BENSON, Minn. – For people who like to drink, Minnesota’s own Chippewa Valley Ethanol Company (CVEC) has built a one-of-a-kind manufacturing plant for making alcohol.
The 900+ member co-operative sells ethanol, E85, distillers grains and more. They also have a subsidiary: Glacial Grain Spirits (GGS) that produces industrial and beverage alcohol products.
They are, in fact, the distillers of Gray Duck Vodka (40 percent alcohol/80 proof), which is experiencing good success and improving the co-op’s bottom line.
“The key to diversity is having different marketing approaches to things and having various values out there that you can try and find long-term value from,” said Chad Friese, CEO of CVEC. Founded in 1996, CVEC established GGS in 1998.
Among CVEC’s initial products was Shakers Vodka distilled from wheat and rye – a high quality and well-received alcohol. Business decisions led to the product’s demise in 2012. Along with that, CVEC began producing a number of alcohols for clients.
Every product has its own process based on what the client wants.
“We’ve actually got our alcohol in several products across the region,” Friese said. “Most companies use our base spirits and then they’re making their own products similar to what Gray Duck is doing.”
Gray Duck, introduced to the market in 2018, was inspired by the 2017 touchdown celebration of “Duck, Duck, Gray Duck” led by Minnesota Vikings tight end Kyle Rudolph. A lighthearted national debate that followed sparked an idea among three friends, Jamie Quesnel, Jerry Schulz and Mark Cotter, and Gray Duck Vodka was born. Those three enlisted former Minnesota Vikings linebacker, Chad Greenway, to join the adventure.

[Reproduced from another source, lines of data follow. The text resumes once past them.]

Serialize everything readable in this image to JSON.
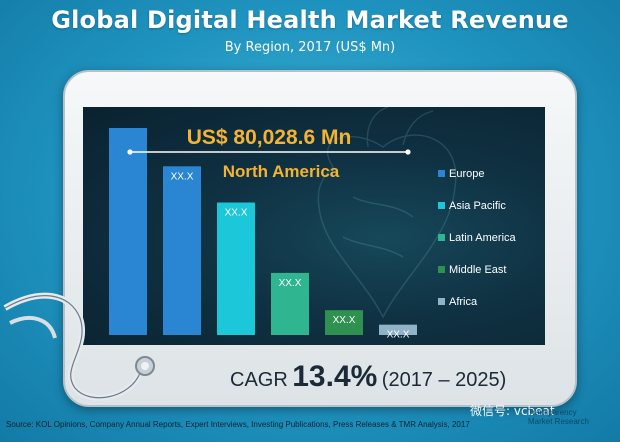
{
  "header": {
    "title": "Global Digital Health Market Revenue",
    "subtitle": "By Region, 2017 (US$ Mn)"
  },
  "callout": {
    "value": "US$ 80,028.6 Mn",
    "region": "North America"
  },
  "chart_data": {
    "type": "bar",
    "categories": [
      "North America",
      "Europe",
      "Asia Pacific",
      "Latin America",
      "Middle East",
      "Africa"
    ],
    "values": [
      80028.6,
      null,
      null,
      null,
      null,
      null
    ],
    "relative_heights": [
      1.0,
      0.815,
      0.64,
      0.3,
      0.12,
      0.05
    ],
    "data_labels": [
      "",
      "XX.X",
      "XX.X",
      "XX.X",
      "XX.X",
      "XX.X"
    ],
    "colors": [
      "#2a86d3",
      "#2a86d3",
      "#1cc7d9",
      "#2fb58f",
      "#2e9150",
      "#8fb4c8"
    ],
    "legend": [
      {
        "label": "Europe",
        "color": "#2a86d3"
      },
      {
        "label": "Asia Pacific",
        "color": "#1cc7d9"
      },
      {
        "label": "Latin America",
        "color": "#2fb58f"
      },
      {
        "label": "Middle East",
        "color": "#2e9150"
      },
      {
        "label": "Africa",
        "color": "#8fb4c8"
      }
    ],
    "legend_position": "right"
  },
  "cagr": {
    "label": "CAGR",
    "value": "13.4%",
    "range": "(2017 – 2025)"
  },
  "footer": {
    "source": "Source: KOL Opinions, Company Annual Reports, Expert Interviews, Investing Publications, Press Releases & TMR Analysis, 2017",
    "watermark": "微信号: vcbeat",
    "logo_line1": "Transparency",
    "logo_line2": "Market Research"
  }
}
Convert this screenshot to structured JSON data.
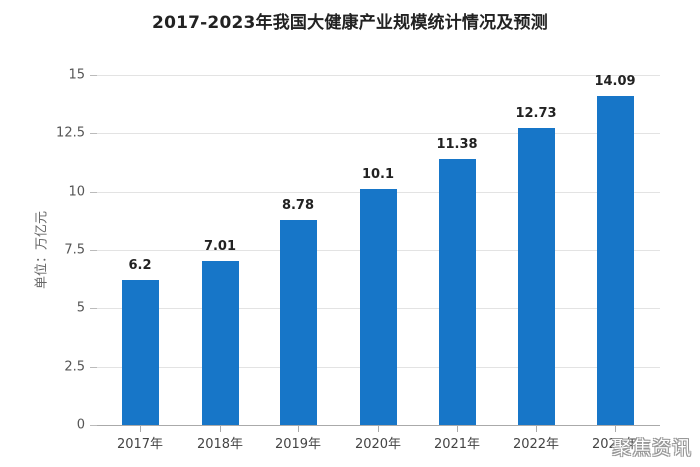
{
  "chart_data": {
    "type": "bar",
    "title": "2017-2023年我国大健康产业规模统计情况及预测",
    "xlabel": "",
    "ylabel": "单位：万亿元",
    "categories": [
      "2017年",
      "2018年",
      "2019年",
      "2020年",
      "2021年",
      "2022年",
      "2023年"
    ],
    "values": [
      6.2,
      7.01,
      8.78,
      10.1,
      11.38,
      12.73,
      14.09
    ],
    "value_labels": [
      "6.2",
      "7.01",
      "8.78",
      "10.1",
      "11.38",
      "12.73",
      "14.09"
    ],
    "ylim": [
      0,
      15
    ],
    "yticks": [
      "0",
      "2.5",
      "5",
      "7.5",
      "10",
      "12.5",
      "15"
    ],
    "grid": true,
    "legend": null,
    "bar_color": "#1776c8"
  },
  "watermark": "聚焦资讯"
}
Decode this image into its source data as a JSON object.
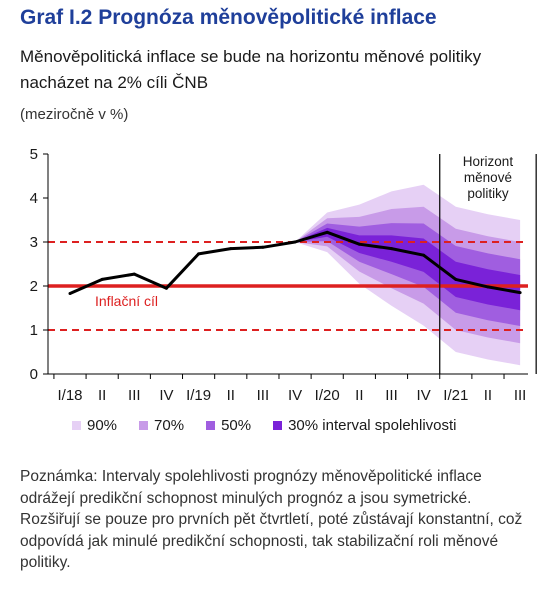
{
  "header": {
    "title": "Graf I.2  Prognóza měnověpolitické inflace",
    "subtitle": "Měnověpolitická inflace se bude na horizontu měnové politiky nacházet na 2% cíli ČNB",
    "unit": "(meziročně v %)"
  },
  "chart_data": {
    "type": "line",
    "categories": [
      "I/18",
      "II",
      "III",
      "IV",
      "I/19",
      "II",
      "III",
      "IV",
      "I/20",
      "II",
      "III",
      "IV",
      "I/21",
      "II",
      "III"
    ],
    "ylim": [
      0,
      5
    ],
    "yticks": [
      "0",
      "1",
      "2",
      "3",
      "4",
      "5"
    ],
    "series": [
      {
        "name": "",
        "values": [
          1.83,
          2.15,
          2.27,
          1.95,
          2.73,
          2.85,
          2.88,
          3.0,
          3.22,
          2.95,
          2.85,
          2.7,
          2.15,
          1.98,
          1.85
        ]
      }
    ],
    "fan": {
      "start_index": 7,
      "bands": [
        {
          "name": "90%",
          "color": "#e6d0f5",
          "half_widths": [
            0,
            0.45,
            0.9,
            1.3,
            1.6,
            1.65,
            1.65,
            1.65
          ]
        },
        {
          "name": "70%",
          "color": "#c89be8",
          "half_widths": [
            0,
            0.32,
            0.62,
            0.9,
            1.1,
            1.15,
            1.15,
            1.15
          ]
        },
        {
          "name": "50%",
          "color": "#a05ee0",
          "half_widths": [
            0,
            0.2,
            0.4,
            0.58,
            0.72,
            0.76,
            0.76,
            0.76
          ]
        },
        {
          "name": "30% interval spolehlivosti",
          "color": "#7a22d8",
          "half_widths": [
            0,
            0.1,
            0.2,
            0.3,
            0.38,
            0.4,
            0.4,
            0.4
          ]
        }
      ]
    },
    "target_line": {
      "value": 2,
      "label": "Inflační cíl",
      "color": "#dd2020"
    },
    "tolerance_band": [
      1,
      3
    ],
    "horizon": {
      "label_lines": [
        "Horizont",
        "měnové",
        "politiky"
      ],
      "x_indices": [
        11.5,
        14.5
      ]
    }
  },
  "note": "Poznámka: Intervaly spolehlivosti prognózy měnověpolitické inflace odrážejí predikční schopnost minulých prognóz a jsou symetrické. Rozšiřují se pouze pro prvních pět čtvrtletí, poté zůstávají konstantní, což odpovídá jak minulé predikční schopnosti, tak stabilizační roli měnové politiky."
}
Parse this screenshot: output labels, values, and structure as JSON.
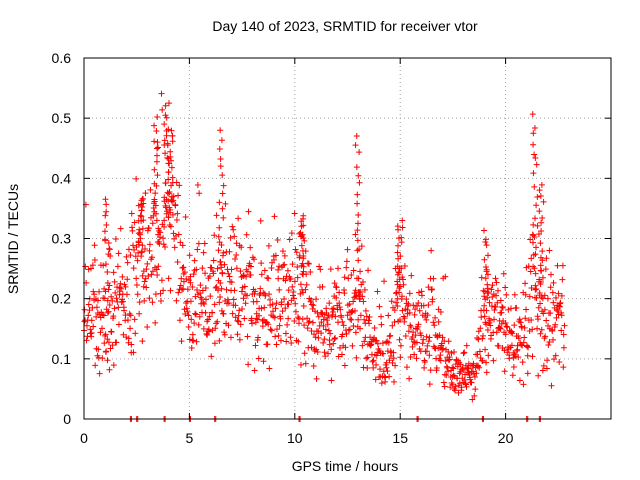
{
  "chart_data": {
    "type": "scatter",
    "title": "Day 140 of 2023, SRMTID for receiver vtor",
    "xlabel": "GPS time / hours",
    "ylabel": "SRMTID / TECUs",
    "xlim": [
      0,
      25
    ],
    "ylim": [
      0,
      0.6
    ],
    "x_ticks": [
      "0",
      "5",
      "10",
      "15",
      "20"
    ],
    "y_ticks": [
      "0",
      "0.1",
      "0.2",
      "0.3",
      "0.4",
      "0.5",
      "0.6"
    ],
    "grid": true,
    "marker": "plus",
    "color": "#ff0000",
    "series": [
      {
        "name": "SRMTID",
        "trend": [
          [
            0.0,
            0.2
          ],
          [
            0.5,
            0.17
          ],
          [
            1.0,
            0.17
          ],
          [
            1.5,
            0.2
          ],
          [
            2.0,
            0.19
          ],
          [
            2.5,
            0.27
          ],
          [
            3.0,
            0.27
          ],
          [
            3.5,
            0.3
          ],
          [
            4.0,
            0.33
          ],
          [
            4.3,
            0.34
          ],
          [
            4.6,
            0.22
          ],
          [
            5.0,
            0.19
          ],
          [
            5.5,
            0.22
          ],
          [
            6.0,
            0.18
          ],
          [
            6.5,
            0.23
          ],
          [
            7.0,
            0.25
          ],
          [
            7.5,
            0.2
          ],
          [
            8.0,
            0.2
          ],
          [
            8.5,
            0.18
          ],
          [
            9.0,
            0.2
          ],
          [
            9.5,
            0.21
          ],
          [
            10.0,
            0.2
          ],
          [
            10.5,
            0.22
          ],
          [
            11.0,
            0.14
          ],
          [
            11.5,
            0.15
          ],
          [
            12.0,
            0.18
          ],
          [
            12.5,
            0.2
          ],
          [
            13.0,
            0.2
          ],
          [
            13.5,
            0.13
          ],
          [
            14.0,
            0.09
          ],
          [
            14.5,
            0.1
          ],
          [
            15.0,
            0.2
          ],
          [
            15.5,
            0.17
          ],
          [
            16.0,
            0.14
          ],
          [
            16.5,
            0.16
          ],
          [
            17.0,
            0.12
          ],
          [
            17.5,
            0.07
          ],
          [
            18.0,
            0.07
          ],
          [
            18.5,
            0.07
          ],
          [
            19.0,
            0.16
          ],
          [
            19.5,
            0.17
          ],
          [
            20.0,
            0.14
          ],
          [
            20.5,
            0.12
          ],
          [
            21.0,
            0.15
          ],
          [
            21.5,
            0.24
          ],
          [
            22.0,
            0.15
          ],
          [
            22.5,
            0.17
          ],
          [
            22.8,
            0.16
          ]
        ],
        "spikes": [
          [
            3.4,
            0.5
          ],
          [
            3.9,
            0.505
          ],
          [
            4.1,
            0.48
          ],
          [
            6.5,
            0.48
          ],
          [
            13.0,
            0.47
          ],
          [
            1.1,
            0.37
          ],
          [
            2.7,
            0.37
          ],
          [
            15.0,
            0.33
          ],
          [
            10.3,
            0.34
          ],
          [
            21.4,
            0.505
          ],
          [
            21.7,
            0.39
          ],
          [
            19.1,
            0.31
          ]
        ],
        "baseline_x": [
          2.2,
          2.5,
          3.8,
          5.0,
          6.2,
          10.2,
          15.8,
          18.9,
          21.0,
          21.6
        ]
      }
    ]
  }
}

They wanted a marketing plan that remained Minnesota-focused – like Prince, Paul Bunyan or Hubert H. Humphrey. Locally-raised corn from farmers that was processed and distilled in Minnesota was their goal.
The product is good too, they say, with “a good flavor profile and a good nose,” Friese said. Vodka is often used to make cocktails.
The process to make vodka begins with grinding the feedstock – in this case corn. Yeast and enzymes are added to break down and then convert sugar to alcohol. The solids are separated to make distillers grains products. The liquid is distilled in a column structure to remove impurities.
“We have four completely different distillation systems here on site, and we use three of those in the process for making Gray Duck,” Friese said, adding that gluten-free Gray Duck goes through six or seven distillation processes. Minerals and materials are removed through the temperature-driven/boiling processes.
From Benson, the product is shipped to Skaalvenn Distillery in Brooklyn Park, where it is further-processed and bottled. Then, Gray Duck is shipped to hundreds of locations for sale, primarily throughout North Dakota, South Dakota, Iowa, Wisconsin, and of course, Minnesota.
Producing alcohol spirits is a money maker for CVEC, Friese said.
Oftentimes, higher proof spirits are manufactured via fixed contracts. The fuel market is a lot more variable, he said.
“When the fuel market’s a little softer, generally those fixed contracts are kind of making a little bit of money, and they’re keeping things rolling,” he said. “When the fuel market turns, it’s a high volume market. You can get to the point where you may start thinking, ‘We should just be making all fuel,’ but if you did that, then you don’t get to continue in the other products in those other months and years.”
For farmers/CVEC members like Tim Nagler, of Danvers, the connection with Gray Duck offers pride and helps tell the positive story of agriculture.
“Consumers want to know where things come from. Gray Duck is just one more product that gives consumers a connection back to the rural community,” Nagler said. “That’s what we need to do to survive out here.”